A nova temporada repete o feito da temporada de estreia ao misturar diversos estilos musicais e regravações orquestradas por Gerard Way, algumas em parceria com Ray Toro, também membro do My Chemical Romance, para contar a história dos irmãos Hargreeves, utilizando de músicas de artistas populares, como Kiss e Aretha Franklin, de covers, como a regravação em sueco de Hello, da Adele, e da banda de ska punk The Interrupters para Bad Guy, da Billie Eilish, como recurso narrativo e complemento ao roteiro ao selecionar letras que podem descrever exatamente o que está se passando em uma determinada cena, seja ela um momento de interação e reencontro entre seus personagens, um funeral, massacre ou o desenvolvimento de um culto.

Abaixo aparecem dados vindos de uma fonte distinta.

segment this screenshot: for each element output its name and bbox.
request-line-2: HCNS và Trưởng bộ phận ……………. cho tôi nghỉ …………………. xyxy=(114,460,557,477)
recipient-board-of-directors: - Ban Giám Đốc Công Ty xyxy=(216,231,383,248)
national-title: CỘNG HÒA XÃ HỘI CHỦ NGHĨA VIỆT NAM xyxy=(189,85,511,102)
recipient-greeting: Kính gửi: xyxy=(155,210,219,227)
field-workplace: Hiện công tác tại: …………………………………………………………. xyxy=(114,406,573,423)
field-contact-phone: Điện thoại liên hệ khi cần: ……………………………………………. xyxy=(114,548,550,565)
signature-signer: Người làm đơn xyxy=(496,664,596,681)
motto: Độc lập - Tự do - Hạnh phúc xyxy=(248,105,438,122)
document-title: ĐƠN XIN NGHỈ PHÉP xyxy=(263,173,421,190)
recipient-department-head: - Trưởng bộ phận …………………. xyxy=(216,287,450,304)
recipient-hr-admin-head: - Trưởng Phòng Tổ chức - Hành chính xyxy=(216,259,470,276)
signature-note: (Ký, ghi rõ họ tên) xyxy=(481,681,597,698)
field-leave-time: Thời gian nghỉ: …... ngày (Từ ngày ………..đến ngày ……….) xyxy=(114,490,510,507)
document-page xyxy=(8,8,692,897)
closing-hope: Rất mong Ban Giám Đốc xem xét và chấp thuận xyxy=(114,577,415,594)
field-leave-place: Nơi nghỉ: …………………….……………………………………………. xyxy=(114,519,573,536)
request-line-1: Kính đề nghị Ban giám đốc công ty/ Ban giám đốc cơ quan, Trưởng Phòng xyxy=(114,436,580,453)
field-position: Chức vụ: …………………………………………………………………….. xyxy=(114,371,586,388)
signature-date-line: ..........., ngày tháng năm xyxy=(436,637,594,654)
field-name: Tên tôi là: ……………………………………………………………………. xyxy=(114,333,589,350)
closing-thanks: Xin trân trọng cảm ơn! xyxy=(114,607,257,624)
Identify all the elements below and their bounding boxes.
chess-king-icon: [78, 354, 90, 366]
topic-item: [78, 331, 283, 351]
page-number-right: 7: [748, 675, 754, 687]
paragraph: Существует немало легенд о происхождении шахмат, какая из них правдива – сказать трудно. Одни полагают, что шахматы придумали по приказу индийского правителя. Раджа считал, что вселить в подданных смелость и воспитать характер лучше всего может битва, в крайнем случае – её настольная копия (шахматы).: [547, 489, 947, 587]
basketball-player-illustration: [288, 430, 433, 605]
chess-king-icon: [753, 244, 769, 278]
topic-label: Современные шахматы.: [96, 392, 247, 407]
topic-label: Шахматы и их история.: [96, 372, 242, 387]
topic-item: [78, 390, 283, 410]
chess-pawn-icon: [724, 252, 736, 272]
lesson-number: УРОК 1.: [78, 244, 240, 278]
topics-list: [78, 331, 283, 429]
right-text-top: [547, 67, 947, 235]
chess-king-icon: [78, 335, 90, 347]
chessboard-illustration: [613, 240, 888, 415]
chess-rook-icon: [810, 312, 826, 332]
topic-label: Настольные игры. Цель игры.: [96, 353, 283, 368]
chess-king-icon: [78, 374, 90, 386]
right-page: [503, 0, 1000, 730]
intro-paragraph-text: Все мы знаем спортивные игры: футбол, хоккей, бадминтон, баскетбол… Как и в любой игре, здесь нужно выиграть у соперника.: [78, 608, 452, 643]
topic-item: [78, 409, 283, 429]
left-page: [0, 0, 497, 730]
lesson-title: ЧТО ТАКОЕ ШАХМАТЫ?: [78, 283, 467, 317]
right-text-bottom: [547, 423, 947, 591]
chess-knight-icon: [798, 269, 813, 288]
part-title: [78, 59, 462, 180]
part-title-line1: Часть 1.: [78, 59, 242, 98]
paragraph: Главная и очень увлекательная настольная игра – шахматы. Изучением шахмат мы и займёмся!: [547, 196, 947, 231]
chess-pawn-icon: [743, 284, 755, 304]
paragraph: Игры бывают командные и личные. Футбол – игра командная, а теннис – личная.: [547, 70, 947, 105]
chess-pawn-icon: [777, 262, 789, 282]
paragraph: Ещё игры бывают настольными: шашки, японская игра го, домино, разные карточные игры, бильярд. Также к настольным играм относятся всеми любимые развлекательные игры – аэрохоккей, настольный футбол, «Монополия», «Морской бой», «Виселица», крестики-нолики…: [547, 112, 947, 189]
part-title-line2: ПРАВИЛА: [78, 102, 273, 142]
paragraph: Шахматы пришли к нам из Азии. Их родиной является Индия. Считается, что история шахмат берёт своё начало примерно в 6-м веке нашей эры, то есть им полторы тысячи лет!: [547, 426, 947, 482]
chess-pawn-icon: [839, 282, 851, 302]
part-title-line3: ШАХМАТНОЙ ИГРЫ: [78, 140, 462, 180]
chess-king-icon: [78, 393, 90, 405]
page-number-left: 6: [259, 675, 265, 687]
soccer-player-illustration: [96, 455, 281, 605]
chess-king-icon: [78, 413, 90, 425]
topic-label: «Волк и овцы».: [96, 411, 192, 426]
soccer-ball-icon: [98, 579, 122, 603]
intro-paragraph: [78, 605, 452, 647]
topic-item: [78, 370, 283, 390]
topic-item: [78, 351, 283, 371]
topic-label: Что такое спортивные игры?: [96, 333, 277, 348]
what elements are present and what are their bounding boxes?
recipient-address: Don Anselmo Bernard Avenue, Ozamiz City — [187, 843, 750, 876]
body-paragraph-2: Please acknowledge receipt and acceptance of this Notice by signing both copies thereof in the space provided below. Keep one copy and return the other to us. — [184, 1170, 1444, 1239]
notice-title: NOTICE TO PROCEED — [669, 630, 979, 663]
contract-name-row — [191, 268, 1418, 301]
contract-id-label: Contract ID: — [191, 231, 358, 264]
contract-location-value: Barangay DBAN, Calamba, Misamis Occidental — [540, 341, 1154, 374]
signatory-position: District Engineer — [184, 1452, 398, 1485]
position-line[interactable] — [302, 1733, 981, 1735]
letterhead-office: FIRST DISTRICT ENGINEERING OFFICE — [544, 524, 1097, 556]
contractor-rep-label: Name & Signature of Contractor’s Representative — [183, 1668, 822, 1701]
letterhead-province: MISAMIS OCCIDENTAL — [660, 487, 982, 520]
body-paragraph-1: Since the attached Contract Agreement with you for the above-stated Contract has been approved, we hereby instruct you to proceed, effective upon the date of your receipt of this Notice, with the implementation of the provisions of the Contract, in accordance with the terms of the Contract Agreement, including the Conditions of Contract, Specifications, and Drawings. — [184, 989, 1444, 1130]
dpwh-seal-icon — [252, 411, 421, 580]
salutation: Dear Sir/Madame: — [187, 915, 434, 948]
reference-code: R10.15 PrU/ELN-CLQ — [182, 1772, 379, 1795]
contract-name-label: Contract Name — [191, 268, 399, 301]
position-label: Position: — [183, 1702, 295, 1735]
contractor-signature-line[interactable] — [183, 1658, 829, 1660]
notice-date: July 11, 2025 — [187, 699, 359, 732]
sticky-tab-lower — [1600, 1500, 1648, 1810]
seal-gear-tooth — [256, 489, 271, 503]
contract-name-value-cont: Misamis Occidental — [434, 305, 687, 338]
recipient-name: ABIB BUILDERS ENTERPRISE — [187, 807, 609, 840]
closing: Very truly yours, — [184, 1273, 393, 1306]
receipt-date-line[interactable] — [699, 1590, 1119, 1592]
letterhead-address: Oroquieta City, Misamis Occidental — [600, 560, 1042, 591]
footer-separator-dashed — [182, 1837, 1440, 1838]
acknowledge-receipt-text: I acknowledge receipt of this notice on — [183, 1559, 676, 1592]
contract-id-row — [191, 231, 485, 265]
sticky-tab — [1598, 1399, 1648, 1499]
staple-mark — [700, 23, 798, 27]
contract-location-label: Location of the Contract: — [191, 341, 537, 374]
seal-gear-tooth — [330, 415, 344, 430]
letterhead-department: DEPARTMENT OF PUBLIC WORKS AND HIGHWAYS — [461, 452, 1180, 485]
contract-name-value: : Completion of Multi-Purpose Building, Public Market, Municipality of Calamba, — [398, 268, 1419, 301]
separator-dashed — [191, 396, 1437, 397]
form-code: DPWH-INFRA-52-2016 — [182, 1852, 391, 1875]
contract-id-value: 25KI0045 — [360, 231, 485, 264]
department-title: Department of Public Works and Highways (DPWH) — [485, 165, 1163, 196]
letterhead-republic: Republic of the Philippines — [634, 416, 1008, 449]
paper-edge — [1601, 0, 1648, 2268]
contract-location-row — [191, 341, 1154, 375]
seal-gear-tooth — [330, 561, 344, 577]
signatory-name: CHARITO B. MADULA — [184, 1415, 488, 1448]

Os momentos de personagens se reunindo para dançar ao som de alguma música também se repetem. Se na primeira temporada Luther e Allison se juntaram para uma cena de dança de Dancing in the Moonlight, do Toploader, agora é a vez de Vanya, Klaus e Allison se juntarem para um momento família tendo Twistin’ the Night Away, de Sam Cook, como trilha.
As letras de músicas, principalmente o pop dos anos 70 e 90, desta vez fez parte também de um dos plots da série. Formado por Klaus em 1960, o culto, chamado de Destiny’s Child, segue ensinamentos de frases tiradas de músicas como Waterfalls, do TLC, e I Will Survive, de Gloria Gaynor, sem que saibam, já que as músicas seriam lançadas apenas anos depois do ano em que a história se passa.
Porém, um recurso muito utilizado pelo showrunner Steve Blackman é o de soundtrack dissonance.
Utilizado para criar o contraste entre a cena e a música escolhida para aquele momento, o soundtrack dissonance não é novidade em produções audiovisuais. A ideia de causar confusão no cérebro do espectador e fazer com que ele lide com dois elementos extremamente opostos sendo unidos ao assistir cenas impactantes ou de extrema violência ao som de melodias upbeats ou colocá-lo para ouvir uma música triste como trilha para uma interação feliz já foi utilizada por diversas produções, como as séries The Sopranos, Game of Thrones, How I Met Your Mother e o filme Pulp Fiction, seja para criar momentos dramáticos ou uma atmosfera de humor.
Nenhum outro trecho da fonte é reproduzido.